Figure 11, Christian Leste, Greenpeace protest, 1999, Germany, protests against cloning

> is producing ‘fake’ copies of an extinct material an attempt to understand the past, or is it just an excuse to constantly create the desire for rarity?

Figure 12, Tina Gorjanc, Phylogenetic Atelier, 2018, personal archive, pigeon skeleton model

> if we can do it, does it mean that we should?

Figure 13, Tina Gorjanc, Phylogenetic Atelier, 2018, personal archive, leather detail


Tina Gorjanc

Tina Gorjanc is a Slovenian multidisciplinary scenario designer who is recognized for her work that merges the practices of fashion and textile design with biotechnological procedures. Her exposure to the media placed her as one of the leading promoters of critical and speculative design as well as an active advocator of bioethics, bio-sustainability and bio-design. 

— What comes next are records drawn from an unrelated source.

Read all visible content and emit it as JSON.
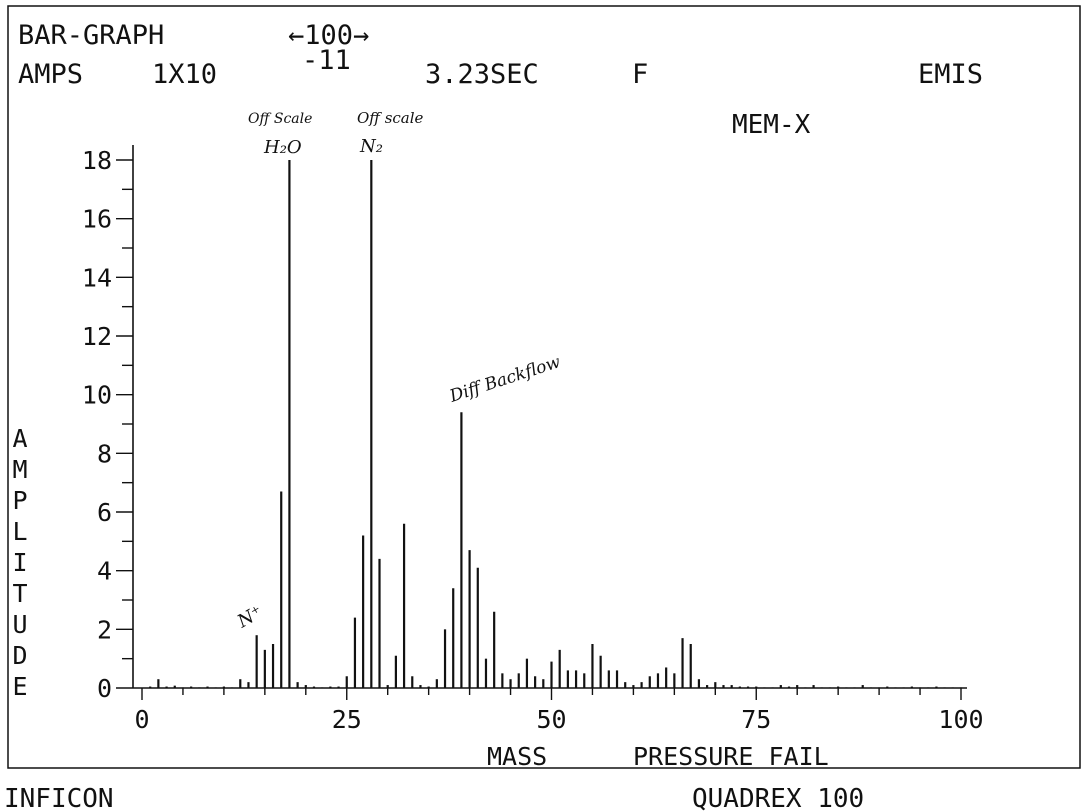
{
  "header": {
    "line1_left": "BAR-GRAPH",
    "line1_right": "←100→",
    "line2_amps": "AMPS",
    "line2_scale": "1X10",
    "line2_exp": "-11",
    "line2_time": "3.23SEC",
    "line2_flag": "F",
    "line2_mode": "EMIS",
    "line3": "MEM-X"
  },
  "footer": {
    "left": "INFICON",
    "right": "QUADREX 100"
  },
  "chart_data": {
    "type": "bar",
    "xlabel": "MASS",
    "status": "PRESSURE FAIL",
    "ylabel": "AMPLITUDE",
    "xlim": [
      0,
      100
    ],
    "ylim": [
      0,
      18
    ],
    "x_ticks": [
      "0",
      "25",
      "50",
      "75",
      "100"
    ],
    "y_ticks": [
      "0",
      "2",
      "4",
      "6",
      "8",
      "10",
      "12",
      "14",
      "16",
      "18"
    ],
    "x": [
      1,
      2,
      3,
      4,
      5,
      6,
      7,
      8,
      9,
      10,
      11,
      12,
      13,
      14,
      15,
      16,
      17,
      18,
      19,
      20,
      21,
      22,
      23,
      24,
      25,
      26,
      27,
      28,
      29,
      30,
      31,
      32,
      33,
      34,
      35,
      36,
      37,
      38,
      39,
      40,
      41,
      42,
      43,
      44,
      45,
      46,
      47,
      48,
      49,
      50,
      51,
      52,
      53,
      54,
      55,
      56,
      57,
      58,
      59,
      60,
      61,
      62,
      63,
      64,
      65,
      66,
      67,
      68,
      69,
      70,
      71,
      72,
      73,
      74,
      75,
      76,
      77,
      78,
      79,
      80,
      81,
      82,
      83,
      84,
      85,
      86,
      87,
      88,
      89,
      90,
      91,
      92,
      93,
      94,
      95,
      96,
      97,
      98,
      99,
      100
    ],
    "values": [
      0.05,
      0.3,
      0.05,
      0.08,
      0.02,
      0.05,
      0.02,
      0.05,
      0.02,
      0.05,
      0.02,
      0.3,
      0.2,
      1.8,
      1.3,
      1.5,
      6.7,
      18,
      0.2,
      0.1,
      0.05,
      0.02,
      0.05,
      0.05,
      0.4,
      2.4,
      5.2,
      18,
      4.4,
      0.1,
      1.1,
      5.6,
      0.4,
      0.1,
      0.05,
      0.3,
      2.0,
      3.4,
      9.4,
      4.7,
      4.1,
      1.0,
      2.6,
      0.5,
      0.3,
      0.5,
      1.0,
      0.4,
      0.3,
      0.9,
      1.3,
      0.6,
      0.6,
      0.5,
      1.5,
      1.1,
      0.6,
      0.6,
      0.2,
      0.1,
      0.2,
      0.4,
      0.5,
      0.7,
      0.5,
      1.7,
      1.5,
      0.3,
      0.1,
      0.2,
      0.1,
      0.1,
      0.05,
      0.05,
      0.05,
      0.02,
      0.02,
      0.1,
      0.05,
      0.1,
      0.02,
      0.1,
      0.02,
      0.02,
      0.05,
      0.02,
      0.02,
      0.1,
      0.02,
      0.02,
      0.05,
      0.02,
      0.02,
      0.05,
      0.02,
      0.02,
      0.05,
      0.02,
      0.02,
      0.02
    ],
    "annotations": [
      {
        "label": "N⁺",
        "x": 14
      },
      {
        "label": "Off Scale",
        "sub": "H₂O",
        "x": 18
      },
      {
        "label": "Off scale",
        "sub": "N₂",
        "x": 28
      },
      {
        "label": "Diff Backflow",
        "x": 39
      }
    ]
  }
}
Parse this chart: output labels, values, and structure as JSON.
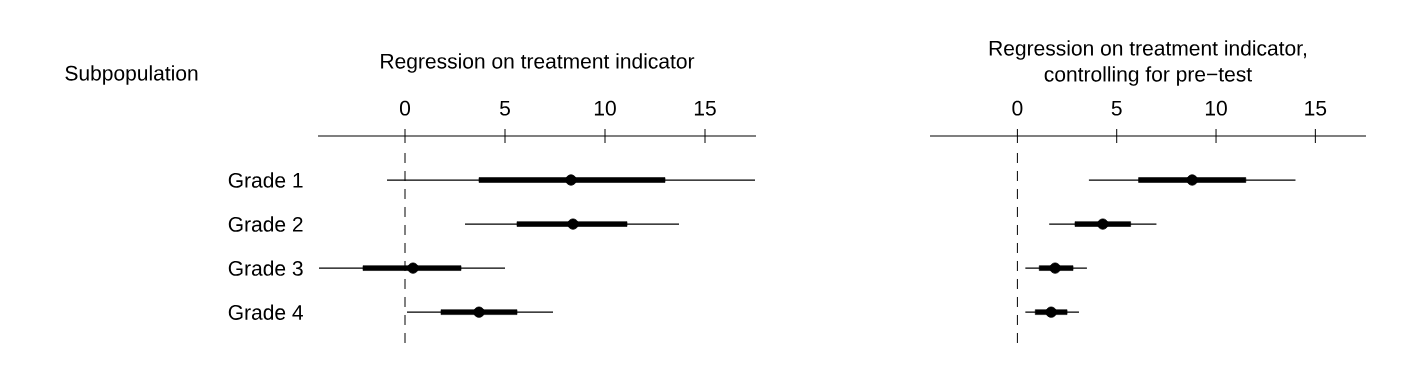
{
  "chart_data": [
    {
      "type": "box",
      "orientation": "horizontal",
      "title": "Regression on treatment indicator",
      "ylabel": "Subpopulation",
      "categories": [
        "Grade 1",
        "Grade 2",
        "Grade 3",
        "Grade 4"
      ],
      "boxes": [
        {
          "low": -0.9,
          "q1": 3.7,
          "median": 8.3,
          "q3": 13.0,
          "high": 17.5
        },
        {
          "low": 3.0,
          "q1": 5.6,
          "median": 8.4,
          "q3": 11.1,
          "high": 13.7
        },
        {
          "low": -4.3,
          "q1": -2.1,
          "median": 0.4,
          "q3": 2.8,
          "high": 5.0
        },
        {
          "low": 0.1,
          "q1": 1.8,
          "median": 3.7,
          "q3": 5.6,
          "high": 7.4
        }
      ],
      "xlim": [
        -4.35,
        17.55
      ],
      "xticks": [
        0,
        5,
        10,
        15
      ],
      "marker": "circle",
      "ref_lines": [
        {
          "axis": "x",
          "value": 0,
          "line_style": "dashed"
        }
      ]
    },
    {
      "type": "box",
      "orientation": "horizontal",
      "title": "Regression on treatment indicator,\ncontrolling for pre−test",
      "categories": [
        null,
        null,
        null,
        null
      ],
      "boxes": [
        {
          "low": 3.6,
          "q1": 6.1,
          "median": 8.8,
          "q3": 11.5,
          "high": 14.0
        },
        {
          "low": 1.6,
          "q1": 2.9,
          "median": 4.3,
          "q3": 5.7,
          "high": 7.0
        },
        {
          "low": 0.4,
          "q1": 1.1,
          "median": 1.9,
          "q3": 2.8,
          "high": 3.5
        },
        {
          "low": 0.4,
          "q1": 0.9,
          "median": 1.7,
          "q3": 2.5,
          "high": 3.1
        }
      ],
      "xlim": [
        -4.4,
        17.55
      ],
      "xticks": [
        0,
        5,
        10,
        15
      ],
      "marker": "circle",
      "ref_lines": [
        {
          "axis": "x",
          "value": 0,
          "line_style": "dashed"
        }
      ]
    }
  ]
}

With just over two years from opening her practice, she had the privilege to present her work on several events and exhibitions across the globe including Biofabricate New York 2016, Most Contagious 2016, London Design Festival 2016 and 2018, Demo-Adi Barcelona 2017, Echo Dubai 2017, Eye of Gyre Japan 2018, E-Cuerpo Mexico 2018 and 2019, Vienna Biennale 2019, etc. In May 2017, she has been awarded the A’ Silver Design Award in Public Awareness, Voluntarism and Society Design Category for her current work. Her work has been featured in the new TV series produced by the public Franco-German TV network ARTE in September 2017, which is dedicated to new emerging talents in the innovation design field.  

Tina is currently developing commissions from several galleries – Science Gallery Dublin in Science Gallery London – and private organizations – Somerset House, Architect Association in Westfield Center London as well as being an educator and writer for educational institutions such as Central Saint Martins, London College of Communication, University of the Arts London, etc. She is also a contributing writer for Clot magazine.